In this post, I will be referencing this paper. Here is proposition 1.2 from said paper:
Proposition 1.2 --- Let $G \neq \{1\}$ be a group that decomposes as an extension: $$1 \longrightarrow K \longrightarrow G \stackrel{\pi}{\longrightarrow} Q \longrightarrow 1$$ and $\Theta : Q \to \text{Out}(K)$ the associated coupling. A sufficient condition for $G$ to be ICC is (i) $FC_{G}(K) = \{1\}$, and (ii) $\Theta$ restricted to $FC(Q)$ is injective.
I am guessing that a coupling is a group homomorphism, but perhaps it satisfies further conditions. So I guess my first question is, what exactly is a coupling? Second, is this author saying that are taking a group $G$ which decomposes as an extension and comes with associated coupling, or do all group extensions have an associated coupling? If all group extensions come with a coupling, how does one define/construct it?

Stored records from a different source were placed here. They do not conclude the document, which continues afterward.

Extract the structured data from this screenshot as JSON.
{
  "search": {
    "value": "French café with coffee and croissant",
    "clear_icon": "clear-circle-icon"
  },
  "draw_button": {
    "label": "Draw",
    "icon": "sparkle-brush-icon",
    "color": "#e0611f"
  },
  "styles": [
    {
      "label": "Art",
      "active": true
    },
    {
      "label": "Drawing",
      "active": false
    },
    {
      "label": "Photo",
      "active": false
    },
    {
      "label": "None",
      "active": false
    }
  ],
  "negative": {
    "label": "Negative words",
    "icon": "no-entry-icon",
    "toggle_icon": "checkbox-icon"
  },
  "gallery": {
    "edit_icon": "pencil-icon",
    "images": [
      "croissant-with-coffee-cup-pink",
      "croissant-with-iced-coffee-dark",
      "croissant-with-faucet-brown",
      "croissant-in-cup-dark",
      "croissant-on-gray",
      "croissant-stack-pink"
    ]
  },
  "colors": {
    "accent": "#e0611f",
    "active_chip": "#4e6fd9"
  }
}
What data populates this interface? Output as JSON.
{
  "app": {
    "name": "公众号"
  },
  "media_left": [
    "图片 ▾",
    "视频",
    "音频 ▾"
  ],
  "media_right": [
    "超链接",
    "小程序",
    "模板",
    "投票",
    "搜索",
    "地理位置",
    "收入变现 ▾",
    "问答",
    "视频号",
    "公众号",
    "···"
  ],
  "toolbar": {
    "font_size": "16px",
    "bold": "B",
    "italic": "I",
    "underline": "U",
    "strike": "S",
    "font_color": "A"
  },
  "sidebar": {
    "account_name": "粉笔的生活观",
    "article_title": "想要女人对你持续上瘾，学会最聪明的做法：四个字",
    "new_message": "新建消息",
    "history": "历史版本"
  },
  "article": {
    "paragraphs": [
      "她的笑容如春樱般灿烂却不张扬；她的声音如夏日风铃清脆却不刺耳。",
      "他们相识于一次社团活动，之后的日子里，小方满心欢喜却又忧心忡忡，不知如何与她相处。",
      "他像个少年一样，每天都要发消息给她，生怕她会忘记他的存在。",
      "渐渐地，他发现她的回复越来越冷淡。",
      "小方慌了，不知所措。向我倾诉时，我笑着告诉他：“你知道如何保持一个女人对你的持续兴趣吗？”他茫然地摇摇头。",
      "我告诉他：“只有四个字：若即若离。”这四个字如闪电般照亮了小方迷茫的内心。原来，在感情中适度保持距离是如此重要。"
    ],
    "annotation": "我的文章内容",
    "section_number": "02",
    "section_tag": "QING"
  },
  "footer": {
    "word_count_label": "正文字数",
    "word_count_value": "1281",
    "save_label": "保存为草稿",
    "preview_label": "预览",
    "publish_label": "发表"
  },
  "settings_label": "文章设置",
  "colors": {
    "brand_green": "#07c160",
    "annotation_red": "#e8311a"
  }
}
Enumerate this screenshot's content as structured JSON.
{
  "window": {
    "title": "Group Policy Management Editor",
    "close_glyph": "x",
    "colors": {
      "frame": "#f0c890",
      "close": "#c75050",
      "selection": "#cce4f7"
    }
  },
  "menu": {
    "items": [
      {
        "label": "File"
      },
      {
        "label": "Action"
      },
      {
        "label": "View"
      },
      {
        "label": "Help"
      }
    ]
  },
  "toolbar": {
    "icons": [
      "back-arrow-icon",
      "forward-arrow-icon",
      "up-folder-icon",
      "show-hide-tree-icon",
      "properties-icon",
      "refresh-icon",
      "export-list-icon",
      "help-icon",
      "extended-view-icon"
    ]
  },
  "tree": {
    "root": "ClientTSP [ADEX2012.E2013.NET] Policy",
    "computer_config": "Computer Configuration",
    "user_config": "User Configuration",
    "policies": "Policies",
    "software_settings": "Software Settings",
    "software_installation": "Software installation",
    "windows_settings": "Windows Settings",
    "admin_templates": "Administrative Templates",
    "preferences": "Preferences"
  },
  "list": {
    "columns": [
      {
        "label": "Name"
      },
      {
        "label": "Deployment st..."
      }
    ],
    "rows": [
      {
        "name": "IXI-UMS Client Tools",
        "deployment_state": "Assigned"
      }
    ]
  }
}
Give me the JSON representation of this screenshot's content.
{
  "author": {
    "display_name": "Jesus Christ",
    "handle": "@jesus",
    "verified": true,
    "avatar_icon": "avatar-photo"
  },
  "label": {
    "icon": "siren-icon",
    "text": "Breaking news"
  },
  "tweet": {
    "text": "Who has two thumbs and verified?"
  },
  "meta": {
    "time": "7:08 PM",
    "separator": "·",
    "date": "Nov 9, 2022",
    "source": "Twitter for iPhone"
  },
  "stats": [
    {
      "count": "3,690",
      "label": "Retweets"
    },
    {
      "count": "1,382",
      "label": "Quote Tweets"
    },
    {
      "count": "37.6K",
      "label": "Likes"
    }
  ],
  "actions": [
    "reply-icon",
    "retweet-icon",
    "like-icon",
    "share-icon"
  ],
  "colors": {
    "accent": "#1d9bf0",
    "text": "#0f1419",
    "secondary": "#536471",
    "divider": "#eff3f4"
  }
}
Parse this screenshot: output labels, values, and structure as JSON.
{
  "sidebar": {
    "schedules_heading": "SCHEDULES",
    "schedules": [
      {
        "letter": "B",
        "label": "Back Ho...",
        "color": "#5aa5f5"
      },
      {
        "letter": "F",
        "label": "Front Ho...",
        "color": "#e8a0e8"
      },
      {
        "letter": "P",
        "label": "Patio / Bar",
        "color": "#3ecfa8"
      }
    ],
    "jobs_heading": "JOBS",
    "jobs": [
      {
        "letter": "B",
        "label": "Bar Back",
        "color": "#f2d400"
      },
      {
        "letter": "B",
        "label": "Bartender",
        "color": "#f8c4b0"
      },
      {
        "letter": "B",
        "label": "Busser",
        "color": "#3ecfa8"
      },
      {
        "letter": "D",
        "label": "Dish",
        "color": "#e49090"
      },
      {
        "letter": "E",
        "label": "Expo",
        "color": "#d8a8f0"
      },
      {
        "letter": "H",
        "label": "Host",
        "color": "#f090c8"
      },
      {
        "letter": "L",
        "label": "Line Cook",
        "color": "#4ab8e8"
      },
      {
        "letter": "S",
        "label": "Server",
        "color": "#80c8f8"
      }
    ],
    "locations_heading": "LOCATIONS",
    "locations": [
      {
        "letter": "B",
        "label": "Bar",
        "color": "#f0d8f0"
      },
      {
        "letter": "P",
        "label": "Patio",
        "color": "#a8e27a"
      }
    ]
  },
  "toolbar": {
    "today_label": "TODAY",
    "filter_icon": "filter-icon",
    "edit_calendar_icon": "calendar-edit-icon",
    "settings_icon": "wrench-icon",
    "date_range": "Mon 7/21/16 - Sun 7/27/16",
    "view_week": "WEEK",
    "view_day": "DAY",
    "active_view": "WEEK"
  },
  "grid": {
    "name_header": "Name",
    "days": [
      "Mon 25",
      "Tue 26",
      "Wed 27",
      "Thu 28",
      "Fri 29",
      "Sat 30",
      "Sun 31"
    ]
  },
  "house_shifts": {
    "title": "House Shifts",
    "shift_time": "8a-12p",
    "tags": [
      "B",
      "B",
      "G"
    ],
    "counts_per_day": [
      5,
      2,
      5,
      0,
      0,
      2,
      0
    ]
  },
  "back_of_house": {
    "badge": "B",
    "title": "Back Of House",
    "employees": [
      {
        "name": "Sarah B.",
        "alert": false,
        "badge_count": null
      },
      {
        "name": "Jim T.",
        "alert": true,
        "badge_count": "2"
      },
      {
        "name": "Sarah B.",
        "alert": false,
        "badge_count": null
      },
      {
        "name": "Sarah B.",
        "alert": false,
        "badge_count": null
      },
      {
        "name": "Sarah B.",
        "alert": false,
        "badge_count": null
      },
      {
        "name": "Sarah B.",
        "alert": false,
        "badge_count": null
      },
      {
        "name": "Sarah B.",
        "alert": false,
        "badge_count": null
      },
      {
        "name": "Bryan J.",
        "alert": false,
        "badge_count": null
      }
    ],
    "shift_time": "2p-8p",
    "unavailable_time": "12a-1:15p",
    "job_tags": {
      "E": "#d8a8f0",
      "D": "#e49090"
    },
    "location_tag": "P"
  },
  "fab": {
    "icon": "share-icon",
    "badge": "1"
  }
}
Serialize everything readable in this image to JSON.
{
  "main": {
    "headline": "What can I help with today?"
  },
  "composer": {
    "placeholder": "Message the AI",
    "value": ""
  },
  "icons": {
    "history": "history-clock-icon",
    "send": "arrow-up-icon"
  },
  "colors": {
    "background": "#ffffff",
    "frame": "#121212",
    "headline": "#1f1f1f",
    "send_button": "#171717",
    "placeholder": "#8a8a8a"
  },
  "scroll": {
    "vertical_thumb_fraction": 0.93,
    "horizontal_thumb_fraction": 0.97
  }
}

Suppose that we have a group extension
$1 \to K \to G \xrightarrow{\pi} Q \to 1$
Wlog suppose that $K$ is a subgroup of $G$ to simplify notation.
To define a homomorphism $Q \to \mathrm{Out}(K)$, we can do the following: take $q \in Q$. Then take any lift $q'$ of $q$ under $\pi$. Because $K$ is normal in $G$, conjugation by $q'$ gives an automorphism of $K$. We claim that the image of this automorphism in $\mathrm{Out}(K)$ is independent from the choice of lift $q'$ so that this construction is well-defined. Suppose that $q''$ is another lift so that $\pi(q'')=\pi(q')$. Then we have $\pi(q''q'^{-1})=1$ so by exactness we have $a:=q''q'^{-1} \in K$ now if $C_g:K \to K$ denotes conjugation by $g \in G$, we have $C_{q''}(k)=q''kq''^{-1}=aq'kq'^{-1}a^{-1}=C_a(C_{q'}(k))$ for all $k \in K$ showing that the automorphisms $C_{q'}$ and $C_{q''}$ differ only by the inner automorphism $C_a$, thus the class in $\mathrm{Out}(K)$ is well-defined as claimed.
To see that this is actually a homomorphism just use that if $q'$ is a lift of $q \in Q$ and $p'$ is a lift of $p \in Q$, then $q'p'$ is a lift of $qp$.